Keirsey and his team is building Invoke AI to help content creators, gamers, marketers, and those in the entertainment sector train and generate with their own AI models that are “specialized in their style or in their IP.”

This can be very powerful for gaming or movie studios that have a lot of previous content and are looking to build up their library. 

“AI has really lowered the barrier to entry for indie movie makers, indie creators, and that puts a lot of pressure on the big studios, the big game publishers, and the movie makers,” he added. 

The team at Invoke sees AI as “an acceleration, not a replacement” for the creative community. It is built on Stable Diffusion, a platform that is essential for the world of image generation today. 

Invoke AI is built intentionally as an open-source platform, something that Keirsey said is designed to enable more creatives to harness the power of AI.

FUNDING IN THE AI WORLD 

Keirsey has made his way around the Atlanta startup ecosystem, serving as Director of Product Management at fintech Greenlight and Senior Product Manager at Gather, an event management platform acquired by Tripleseat in 2020. In 2018 he founded ProductATL, a community for local product professionals. 

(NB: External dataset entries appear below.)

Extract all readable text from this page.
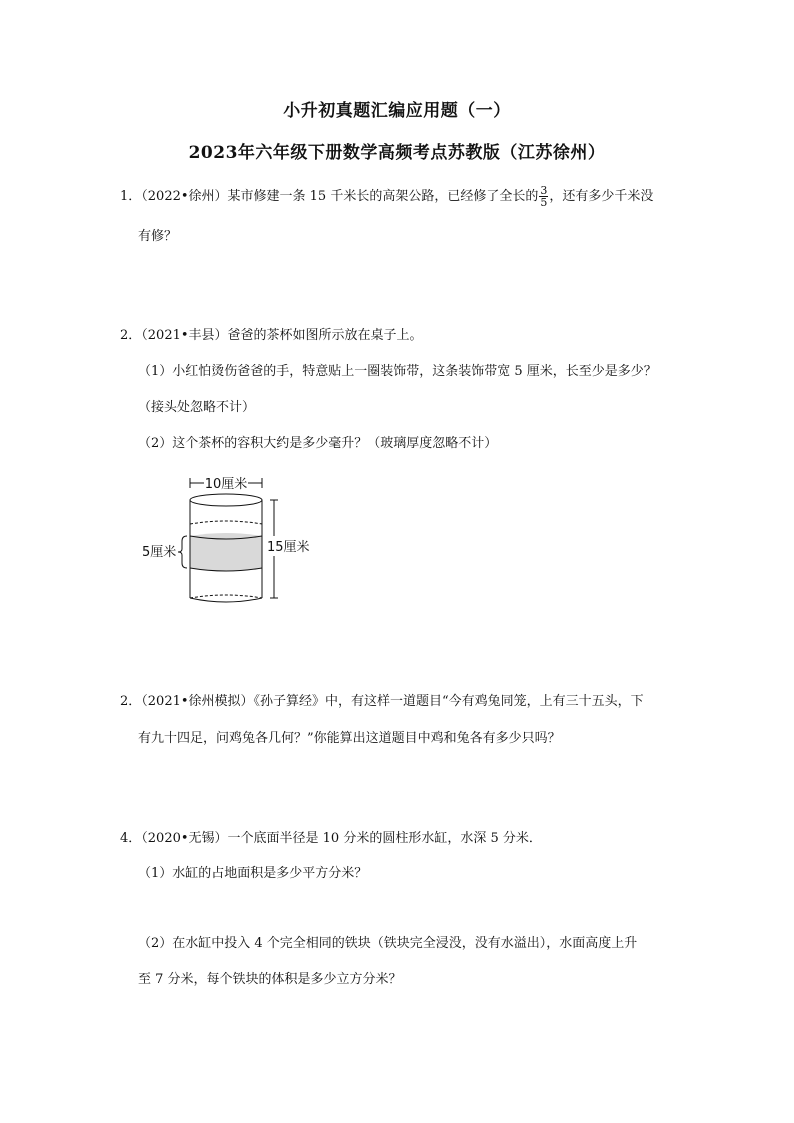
小升初真题汇编应用题（一）
2023年六年级下册数学高频考点苏教版（江苏徐州）
1．（2022•徐州）某市修建一条 15 千米长的高架公路，已经修了全长的 $\frac{3}{5}$ ，还有多少千米没
有修？
2．（2021•丰县）爸爸的茶杯如图所示放在桌子上。
（1）小红怕烫伤爸爸的手，特意贴上一圈装饰带，这条装饰带宽 5 厘米，长至少是多少？
（接头处忽略不计）
（2）这个茶杯的容积大约是多少毫升？（玻璃厚度忽略不计）
10厘米
15厘米
5厘米
2．（2021•徐州模拟）《孙子算经》中，有这样一道题目“今有鸡兔同笼，上有三十五头，下
有九十四足，问鸡兔各几何？”你能算出这道题目中鸡和兔各有多少只吗？
4．（2020•无锡）一个底面半径是 10 分米的圆柱形水缸，水深 5 分米．
（1）水缸的占地面积是多少平方分米？
（2）在水缸中投入 4 个完全相同的铁块（铁块完全浸没，没有水溢出），水面高度上升
至 7 分米，每个铁块的体积是多少立方分米？
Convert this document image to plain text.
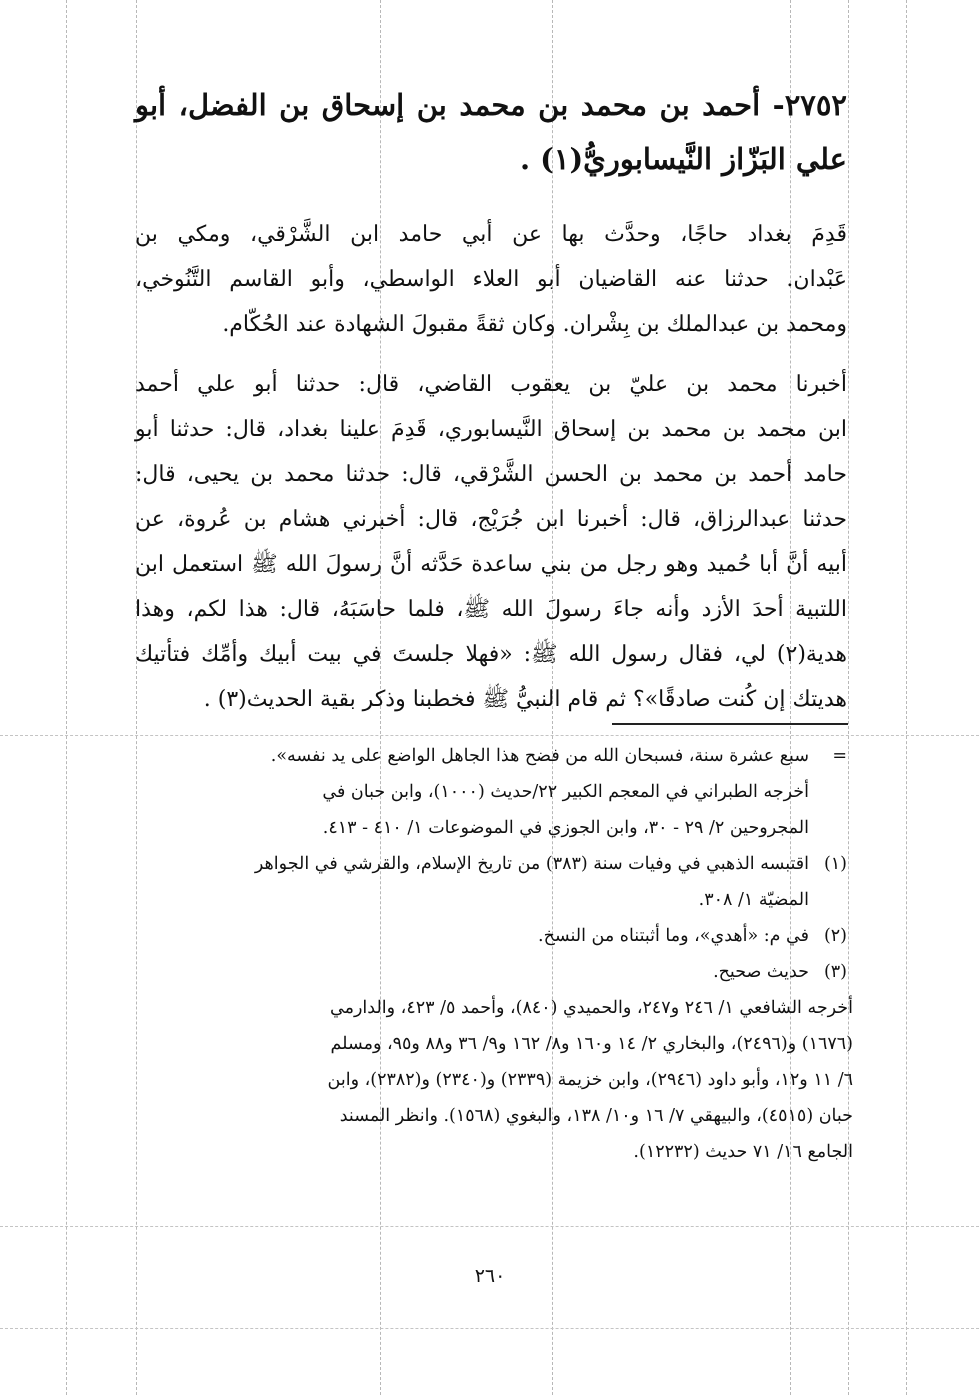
٢٧٥٢- أحمد بن محمد بن محمد بن إسحاق بن الفضل، أبو
علي البَزّاز النَّيسابوريُّ(١) .
قَدِمَ بغداد حاجًا، وحدَّث بها عن أبي حامد ابن الشَّرْقي، ومكي بن
عَبْدان. حدثنا عنه القاضيان أبو العلاء الواسطي، وأبو القاسم التَّنُوخي،
ومحمد بن عبدالملك بن بِشْران. وكان ثقةً مقبولَ الشهادة عند الحُكّام.
أخبرنا محمد بن عليّ بن يعقوب القاضي، قال: حدثنا أبو علي أحمد
ابن محمد بن محمد بن إسحاق النَّيسابوري، قَدِمَ علينا بغداد، قال: حدثنا أبو
حامد أحمد بن محمد بن الحسن الشَّرْقي، قال: حدثنا محمد بن يحيى، قال:
حدثنا عبدالرزاق، قال: أخبرنا ابن جُرَيْج، قال: أخبرني هشام بن عُروة، عن
أبيه أنَّ أبا حُميد وهو رجل من بني ساعدة حَدَّثه أنَّ رسولَ الله ﷺ استعمل ابن
اللتبية أحدَ الأزد وأنه جاءَ رسولَ الله ﷺ، فلما حاسَبَهُ، قال: هذا لكم، وهذا
هدية(٢) لي، فقال رسول الله ﷺ: «فهلا جلستَ في بيت أبيك وأمِّك فتأتيك
هديتك إن كُنت صادقًا»؟ ثم قام النبيُّ ﷺ فخطبنا وذكر بقية الحديث(٣) .
=
سبع عشرة سنة، فسبحان الله من فضح هذا الجاهل الواضع على يد نفسه».
أخرجه الطبراني في المعجم الكبير ٢٢/حديث (١٠٠٠)، وابن حبان في
المجروحين ٢/ ٢٩ - ٣٠، وابن الجوزي في الموضوعات ١/ ٤١٠ - ٤١٣.
(١)
اقتبسه الذهبي في وفيات سنة (٣٨٣) من تاريخ الإسلام، والقرشي في الجواهر
المضيّة ١/ ٣٠٨.
(٢)
في م: «أهدي»، وما أثبتناه من النسخ.
(٣)
حديث صحيح.
أخرجه الشافعي ١/ ٢٤٦ و٢٤٧، والحميدي (٨٤٠)، وأحمد ٥/ ٤٢٣، والدارمي
(١٦٧٦) و(٢٤٩٦)، والبخاري ٢/ ١٤ و١٦٠ و٨/ ١٦٢ و٩/ ٣٦ و٨٨ و٩٥، ومسلم
٦/ ١١ و١٢، وأبو داود (٢٩٤٦)، وابن خزيمة (٢٣٣٩) و(٢٣٤٠) و(٢٣٨٢)، وابن
حبان (٤٥١٥)، والبيهقي ٧/ ١٦ و١٠/ ١٣٨، والبغوي (١٥٦٨). وانظر المسند
الجامع ١٦/ ٧١ حديث (١٢٢٣٢).
٢٦٠
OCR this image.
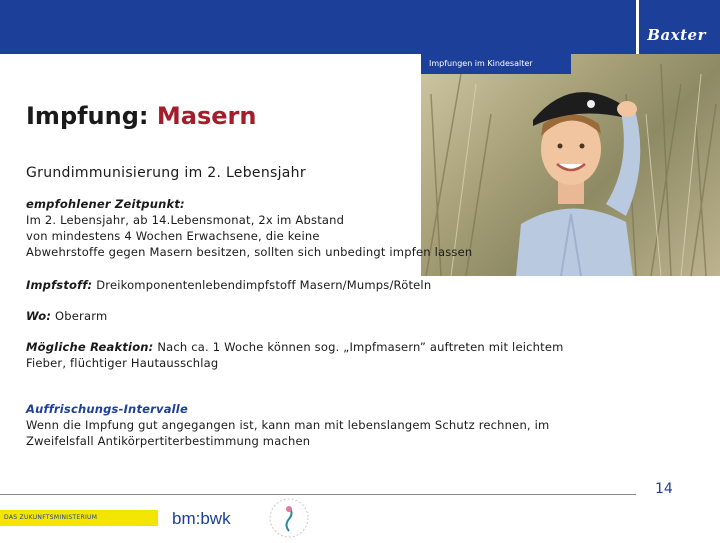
Baxter
Impfungen im Kindesalter
Impfung: Masern
Grundimmunisierung im 2. Lebensjahr
empfohlener Zeitpunkt:
Im 2. Lebensjahr, ab 14.Lebensmonat, 2x im Abstand
von mindestens 4 Wochen Erwachsene, die keine
Abwehrstoffe gegen Masern besitzen, sollten sich unbedingt impfen lassen
Impfstoff: Dreikomponentenlebendimpfstoff Masern/Mumps/Röteln
Wo: Oberarm
Mögliche Reaktion: Nach ca. 1 Woche können sog. „Impfmasern” auftreten mit leichtem
Fieber, flüchtiger Hautausschlag
Auffrischungs-Intervalle
Wenn die Impfung gut angegangen ist, kann man mit lebenslangem Schutz rechnen, im
Zweifelsfall Antikörpertiterbestimmung machen
14
DAS ZUKUNFTSMINISTERIUM	bm:bwk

It has been a busy year for him as the founder and CEO of Invoke AI. In less than a year, the team closed a $3.75 million seed round. The round, which closed this September, was led by Palo Alto-based Storm Ventures, with participation by SignalFire and Universe Software.

Storm Ventures is no stranger to the Atlanta startup scene, as it invested in Gather in 2016 and Salesloft’s Series A in 2015. 

Kiersey said the funding was needed to ensure that Invoke AI can serve enterprise use cases and added that the new investors on the cap table have been crucial in Invoke’s recent hiring efforts.